Officially OT -> Re:My fiscal responcibility...

Madison Kelly linux-5ZoueyuiTZhBDgjK7y7TUQ at public.gmane.org
Sun May 23 14:06:19 UTC 2004


James Knott wrote:
> Madison Kelly wrote:
> 
>> Chris F.A. Johnson wrote:
>>
>>> On Sat, 22 May 2004, Lloyd Budd wrote:
>>>
>>>>
>>>> On 22-May-04, at 22:55, James Knott wrote:
>>>>
>>>> You say God it is just fiction .  Prove it ;-)
>>>
>>>
>>>
>>>
>>>     Why should one believe in god any more than the monster under the
>>>     bed? Or the tooth fairy? ......
>>
>>
>>
>>   Being Buddhist means I too don't believe in god but I do believe in 
>> Khamma and Dhamma (the former being analogous to the laws of physics 
>> that define our physical world except it governs the spiritual world 
>> and the later being the teachings of Buddhism).
>>
>>   That said, I totally understand and respect other people's beliefs 
>> in god. My mom, for example, is devoutly catholic and even presents 
>> surmons at her church every other Sunday). For her (and others who 
>> believe in god) He/She/It/They is/are a manifestation of the start of 
>> creation as we know and a point to focus on when trying to decide the 
>> meaning of their life and existance. If for no other reason than as a 
>> psychological tool god is both real and important.
>>
>>   For you and other agnostics you have decided that you don't need to 
>> believe in god or any other higher being and that life simply is. The 
>> trade off is that you need to realize the need, benefit and reality of 
>> god to others as much as they need to understand your lack of need.
> 
> 
> As I said before, I don't doubt some people need to believe in fiction. 
>  However, you take any religion, and you'll have a hard time finding 
> facts in the real world to back it up.  Faith does not make reality.
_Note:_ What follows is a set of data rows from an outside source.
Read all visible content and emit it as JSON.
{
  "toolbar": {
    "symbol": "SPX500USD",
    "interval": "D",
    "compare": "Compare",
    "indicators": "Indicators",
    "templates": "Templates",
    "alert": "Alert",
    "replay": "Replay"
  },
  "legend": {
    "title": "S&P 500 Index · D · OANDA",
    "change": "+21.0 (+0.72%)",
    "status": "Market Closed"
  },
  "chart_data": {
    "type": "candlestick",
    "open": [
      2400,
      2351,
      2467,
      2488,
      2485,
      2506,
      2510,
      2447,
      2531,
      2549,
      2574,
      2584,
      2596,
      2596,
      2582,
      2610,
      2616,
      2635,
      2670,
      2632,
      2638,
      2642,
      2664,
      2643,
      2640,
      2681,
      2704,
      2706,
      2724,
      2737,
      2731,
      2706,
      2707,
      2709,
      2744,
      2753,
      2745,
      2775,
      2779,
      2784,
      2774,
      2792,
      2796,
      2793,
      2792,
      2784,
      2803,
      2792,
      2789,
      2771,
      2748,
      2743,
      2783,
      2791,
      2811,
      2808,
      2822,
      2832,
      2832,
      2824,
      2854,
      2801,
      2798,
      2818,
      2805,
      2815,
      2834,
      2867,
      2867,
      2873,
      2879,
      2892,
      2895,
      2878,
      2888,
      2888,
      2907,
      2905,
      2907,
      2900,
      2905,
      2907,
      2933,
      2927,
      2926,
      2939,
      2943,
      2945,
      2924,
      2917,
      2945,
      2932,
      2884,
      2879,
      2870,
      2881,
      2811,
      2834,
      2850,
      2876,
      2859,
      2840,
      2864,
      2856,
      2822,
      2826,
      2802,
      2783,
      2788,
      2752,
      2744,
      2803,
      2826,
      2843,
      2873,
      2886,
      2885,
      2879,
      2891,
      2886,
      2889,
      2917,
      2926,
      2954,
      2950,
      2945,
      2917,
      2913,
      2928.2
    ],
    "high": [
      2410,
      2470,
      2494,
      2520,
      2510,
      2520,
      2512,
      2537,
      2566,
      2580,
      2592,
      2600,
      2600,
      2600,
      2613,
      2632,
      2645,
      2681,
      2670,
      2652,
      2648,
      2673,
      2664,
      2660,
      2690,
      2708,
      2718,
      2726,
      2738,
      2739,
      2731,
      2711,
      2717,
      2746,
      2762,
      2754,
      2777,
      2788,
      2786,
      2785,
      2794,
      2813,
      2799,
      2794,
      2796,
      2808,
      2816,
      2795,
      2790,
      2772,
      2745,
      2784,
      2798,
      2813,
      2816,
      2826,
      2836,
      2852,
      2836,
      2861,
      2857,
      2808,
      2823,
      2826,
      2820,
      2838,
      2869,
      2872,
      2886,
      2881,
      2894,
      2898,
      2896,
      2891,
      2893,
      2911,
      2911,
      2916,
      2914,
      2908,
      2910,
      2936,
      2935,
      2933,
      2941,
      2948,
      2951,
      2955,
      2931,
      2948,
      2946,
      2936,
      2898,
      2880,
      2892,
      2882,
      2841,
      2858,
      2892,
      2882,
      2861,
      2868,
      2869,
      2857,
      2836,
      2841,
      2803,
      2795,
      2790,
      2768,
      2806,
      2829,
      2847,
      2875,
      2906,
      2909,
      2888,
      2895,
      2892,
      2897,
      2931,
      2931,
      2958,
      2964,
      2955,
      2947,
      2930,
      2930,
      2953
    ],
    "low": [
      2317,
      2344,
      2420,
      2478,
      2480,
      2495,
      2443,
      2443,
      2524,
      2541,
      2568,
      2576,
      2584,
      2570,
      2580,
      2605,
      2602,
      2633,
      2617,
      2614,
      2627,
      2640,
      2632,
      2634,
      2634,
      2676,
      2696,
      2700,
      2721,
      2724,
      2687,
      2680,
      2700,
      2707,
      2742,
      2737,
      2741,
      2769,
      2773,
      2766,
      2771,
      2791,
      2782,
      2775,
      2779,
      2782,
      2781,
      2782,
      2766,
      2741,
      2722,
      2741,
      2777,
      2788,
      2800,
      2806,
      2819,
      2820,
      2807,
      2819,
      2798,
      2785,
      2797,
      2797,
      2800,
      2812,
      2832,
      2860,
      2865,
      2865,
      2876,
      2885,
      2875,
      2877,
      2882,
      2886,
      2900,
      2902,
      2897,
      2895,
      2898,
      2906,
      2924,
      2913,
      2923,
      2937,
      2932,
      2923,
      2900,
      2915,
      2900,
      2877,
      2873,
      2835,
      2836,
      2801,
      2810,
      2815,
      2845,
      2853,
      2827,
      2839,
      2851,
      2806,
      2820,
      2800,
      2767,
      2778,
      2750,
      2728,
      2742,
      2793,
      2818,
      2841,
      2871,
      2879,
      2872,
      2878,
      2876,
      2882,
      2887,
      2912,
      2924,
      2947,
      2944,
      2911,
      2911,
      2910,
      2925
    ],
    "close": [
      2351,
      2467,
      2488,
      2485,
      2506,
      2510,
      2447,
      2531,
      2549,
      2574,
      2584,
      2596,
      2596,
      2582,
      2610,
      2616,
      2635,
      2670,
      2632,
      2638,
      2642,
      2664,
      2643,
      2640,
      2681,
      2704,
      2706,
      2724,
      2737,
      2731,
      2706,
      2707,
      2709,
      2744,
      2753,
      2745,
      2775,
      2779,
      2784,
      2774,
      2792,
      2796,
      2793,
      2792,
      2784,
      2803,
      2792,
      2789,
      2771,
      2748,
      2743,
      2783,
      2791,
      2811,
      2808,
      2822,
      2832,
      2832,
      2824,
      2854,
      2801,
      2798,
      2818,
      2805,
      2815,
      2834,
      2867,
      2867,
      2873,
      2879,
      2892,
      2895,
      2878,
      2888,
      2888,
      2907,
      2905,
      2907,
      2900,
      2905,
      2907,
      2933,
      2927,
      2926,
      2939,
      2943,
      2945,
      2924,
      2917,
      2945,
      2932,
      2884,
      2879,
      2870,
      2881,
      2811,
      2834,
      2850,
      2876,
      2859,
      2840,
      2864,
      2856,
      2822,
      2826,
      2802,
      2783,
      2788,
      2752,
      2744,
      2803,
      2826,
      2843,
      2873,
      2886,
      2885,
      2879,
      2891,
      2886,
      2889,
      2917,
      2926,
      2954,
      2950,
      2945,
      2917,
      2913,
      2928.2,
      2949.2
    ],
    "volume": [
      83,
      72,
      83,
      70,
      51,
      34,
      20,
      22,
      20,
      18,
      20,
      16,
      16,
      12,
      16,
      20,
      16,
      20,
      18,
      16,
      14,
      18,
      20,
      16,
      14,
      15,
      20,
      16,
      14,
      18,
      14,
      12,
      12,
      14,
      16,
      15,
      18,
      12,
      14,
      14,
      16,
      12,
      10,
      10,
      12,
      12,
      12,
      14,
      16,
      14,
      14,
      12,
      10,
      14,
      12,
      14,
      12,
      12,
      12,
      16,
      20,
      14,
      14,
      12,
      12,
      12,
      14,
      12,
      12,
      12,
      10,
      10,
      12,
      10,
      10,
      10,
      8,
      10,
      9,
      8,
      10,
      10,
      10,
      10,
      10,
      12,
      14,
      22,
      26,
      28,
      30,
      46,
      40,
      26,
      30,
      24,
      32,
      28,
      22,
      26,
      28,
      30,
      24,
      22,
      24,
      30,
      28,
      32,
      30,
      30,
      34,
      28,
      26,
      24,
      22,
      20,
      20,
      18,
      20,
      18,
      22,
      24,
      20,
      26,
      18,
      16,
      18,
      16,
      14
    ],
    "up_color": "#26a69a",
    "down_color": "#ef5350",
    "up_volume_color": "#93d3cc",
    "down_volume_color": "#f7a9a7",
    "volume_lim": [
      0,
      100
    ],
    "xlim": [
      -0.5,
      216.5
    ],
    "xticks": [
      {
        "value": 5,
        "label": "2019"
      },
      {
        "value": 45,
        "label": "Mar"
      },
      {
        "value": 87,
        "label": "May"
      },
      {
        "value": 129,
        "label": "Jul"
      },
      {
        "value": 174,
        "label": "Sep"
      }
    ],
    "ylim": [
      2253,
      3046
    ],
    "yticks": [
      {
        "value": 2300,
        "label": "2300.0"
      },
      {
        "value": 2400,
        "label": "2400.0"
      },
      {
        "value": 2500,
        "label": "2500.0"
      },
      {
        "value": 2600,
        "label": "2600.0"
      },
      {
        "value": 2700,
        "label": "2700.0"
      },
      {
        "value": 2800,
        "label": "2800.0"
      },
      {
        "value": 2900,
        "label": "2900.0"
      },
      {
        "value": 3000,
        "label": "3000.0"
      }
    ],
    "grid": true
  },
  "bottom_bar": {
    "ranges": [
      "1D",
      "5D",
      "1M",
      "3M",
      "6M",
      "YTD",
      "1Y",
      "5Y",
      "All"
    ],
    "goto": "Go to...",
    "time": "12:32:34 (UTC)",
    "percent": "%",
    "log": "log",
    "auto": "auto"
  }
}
And 
> far to many people in this world take religious belief as reality and 
> use their favourite fiction, to impose their beliefs on others, and when 
> taken to extreme, you have the situation in the middle east etc.
> 
> You want to believe fairy tales?  Fine, just keep them to yourself and 
> quit claiming it's "God's" will" etc.

   I will be the first to agree that many people try to use their 
religious beliefs as a beating stick and to me those people miss the 
tenants of their own religion by a mile (that was my "hammer" analogy). 
I think most people's objection to faith isn't the person's faith but 
rather the tendancy for people to insist that others must agree with 
their faith.

   This I speak from personal experience, having been raised Catholic 
and been subject first hand to the attempted brain washing of those 
"church goers" who felt they had the right to judge me from day one and 
to thus punish me for not following their beliefs. When I finally 
started studying Chritianity (and then other religions) it was obvious 
that what they had done and the way they acted was well outside their 
own core teachings. ("Love thy neighbor", "Judge not lest ye be judged 
yourself",  "Let he free of sin cast the first stone", etc...).

   The first trick in respecting other religions is to seperate the 
people who abuse the religion they claim as theirs from the religion 
itself. "God, save me from your followers!" - kind of like that.

Madison

PS - I am not arguing for the validity of other religions (or even my 
own), I simply am arguing for understanding.